We’ll get to the pinnacle of the series in entries like Super Mario 64 and Super Mario Galaxy eventually, but we’ll start with the “worst” of the 3d Marios, Super Mario Sunshine.

It’s certainly one of the stranger premises for a Mario game and this is a series bombarded with odd power ups and seemingly drug-induced inspirations, so that’s saying something. Mario goes on vacation to Delfino Island and has to help out the plump denizens by using a water jet vacuum thing on his back to wash away all the slime that’s messing everything up. What may normally be a side mission in a previous Mario game is the entire premise here. If you don’t like the concept of water to attack enemies, traverse landscapes and clean up graffiti, you’re not going to like Super Mario Sunshine.

I was…happy with it. I think. I have an overly generous fondness for Gamecube games since I played a majority of them at university and I don’t think I had a single bad day in my five years there. I always had a buddy to help me with puzzles, or bounce ideas off of, or to hand my controller to while I went to class.

It certainly controls like a Mario game and has cleverly designed areas. There are very few games that can rumble with Nintendo in this arena, though games like Rayman Legends have come dangerously close. Secrets are everywhere, and there’s very little fat. There aren’t wide open areas of nothing. Odds are every crevice, nook, roof, hill, pond, pool and courtyard has something to collect, or a challenge to overcome or a rollercoaster to ride. And since you’re on a tropical island, each surface is bright, or colorful, or brimming with life.

How many Mario games start with him getting arrested, and then forced to do community service? Strapped with FLUDD, the sentient water fountain, you’re tasked with getting rid of all the gunk that Shadow Mario/Bowser Jr. is responsible for. Making a beautiful place even more beautiful is a worthy goal, but I felt it often stopped my momentum. Run! Jump! Cool backflip! What’s over there? Whoop, hang on. Slime. Gotta water it off. Splash, splash, splash, coin! Ok, what was over there?

It’s a gameplay loop you won’t find in other Mario games, but it mostly works here. Since you’re always around water, FLUDD is easy to refill. The new powers and abilities, along with the new Gamecube hardware, make exploring around water NOT a pain in the ass, going against tradition once again. You’re not just swimming, you’re making use of various boats, power ups, rapids and waterfalls to go from point A, to point B. And, on weekends, point C.
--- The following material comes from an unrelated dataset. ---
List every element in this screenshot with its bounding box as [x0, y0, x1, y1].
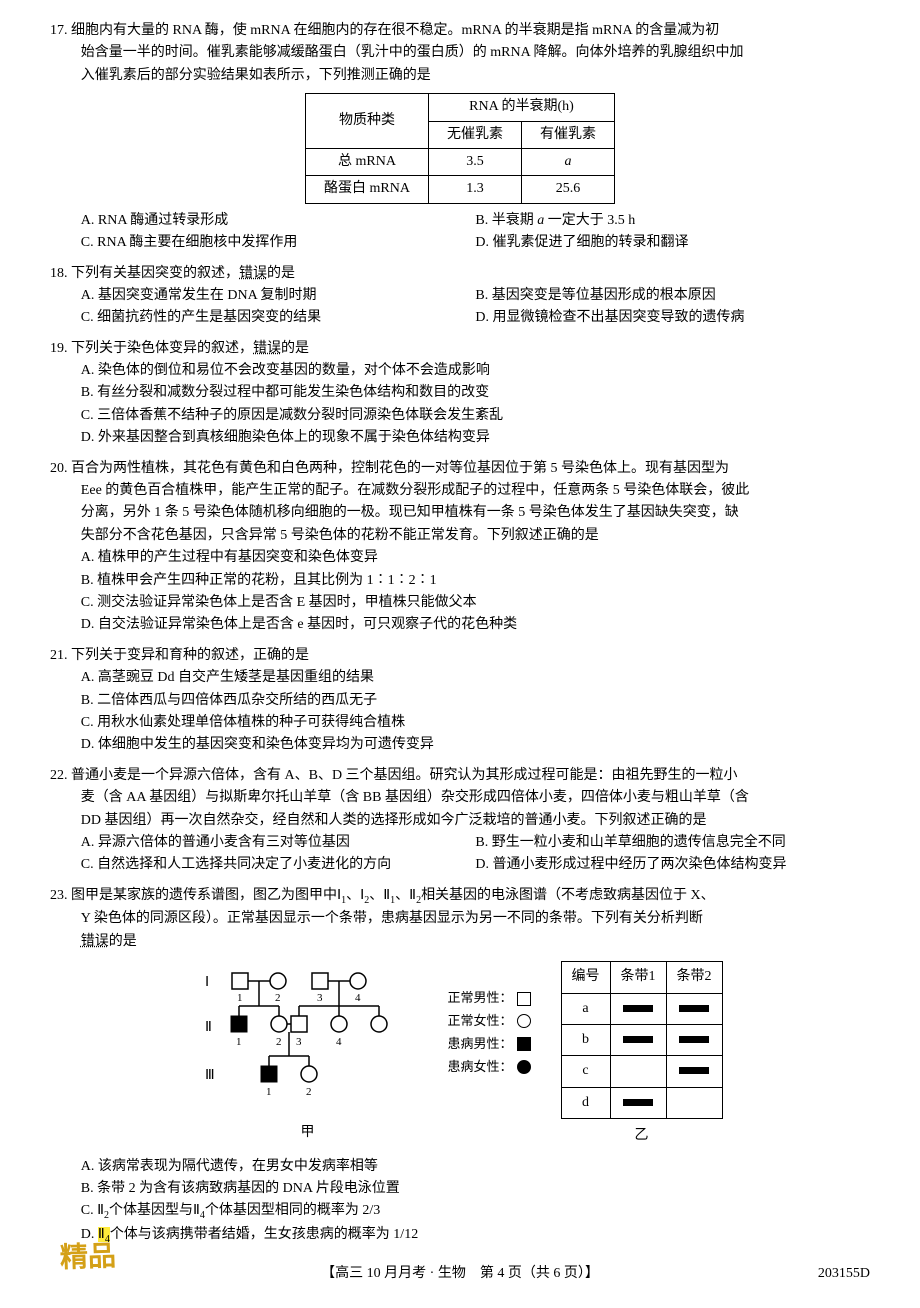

I remember being thrilled at the draw distance, ie how far you could see or fall without mysterious “fog” blocking your view. With Super Mario Sunshine, that seemed to be a thing of the past. You wouldn’t want to cover up gorgeous sunsets, hazing the beautifully rendered tides as you scamper across the sand in search for another blue coin, would you?
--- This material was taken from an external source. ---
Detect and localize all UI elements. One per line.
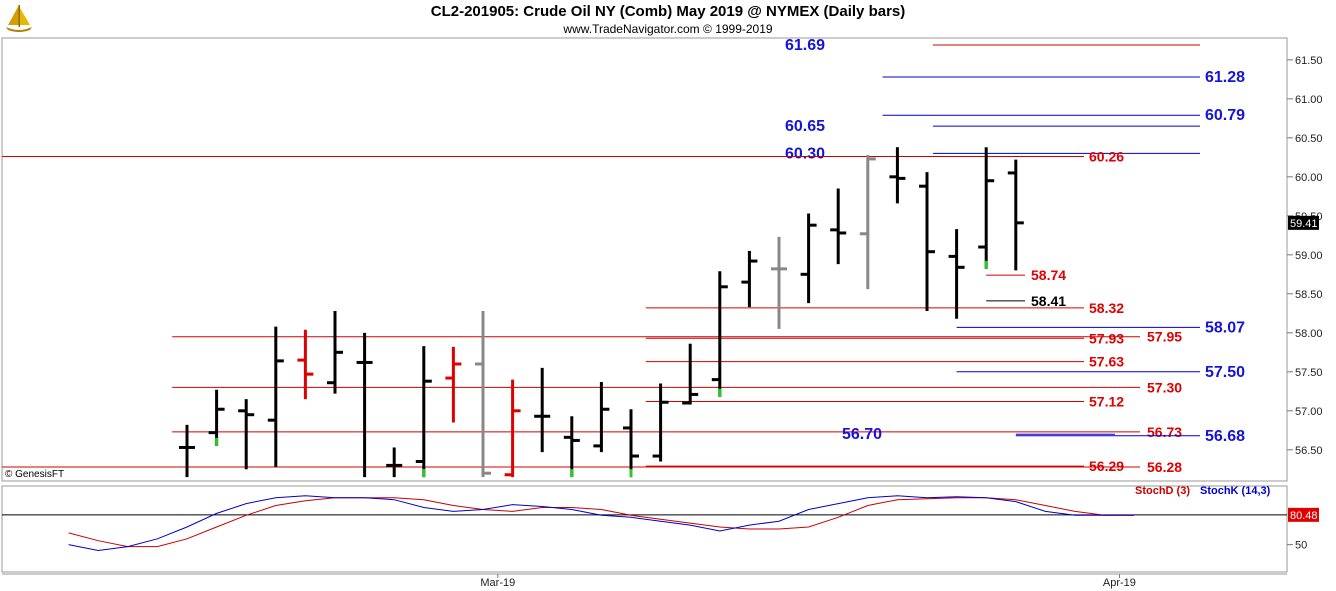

Having a means to constantly hover means level layouts are quite different from Super Mario 64, but I appreciated that. You could tell Nintendo wanted to do something different, but they didn’t just slap a paradise-coat of paint on a new world and call it a new Mario game. The mechanics have to follow the design philosophy and FLUDD truly makes Super Mario Sunshine its own game. For better or for worse.

You still get a taste of classic 3D Mario in some secret areas where FLUDD is taken away from you and holy cow is that a jolt. I couldn’t help but mash the R button in a panic when I was about to go off the edge, only to be painfully reminded there is no FLUDD in these areas and die. Over and over again.

I always equated this game with Legend of Zelda: Wind Waker. Not quite the mega-hit that other Mario and Zeldas were, but still bold choices and certainly garnered a fanbase over time, if not without some ire at launch. Yes, this was very different from Super Mario 64. No, there’s no Mushroom Kingdom and you’re getting Shines instead of Stars and you have a fire hose as your main weapon and there’s no long jump and what the hell is all this?!? But every boss defeated, every tight-rope bounced on, every area I made sparking clean, every catchy song that burrowed its way into my brain forced a smile. It may be the black sheep of the Marios, but there’s a reason for the bemused nostalgia and a reason it’s #179.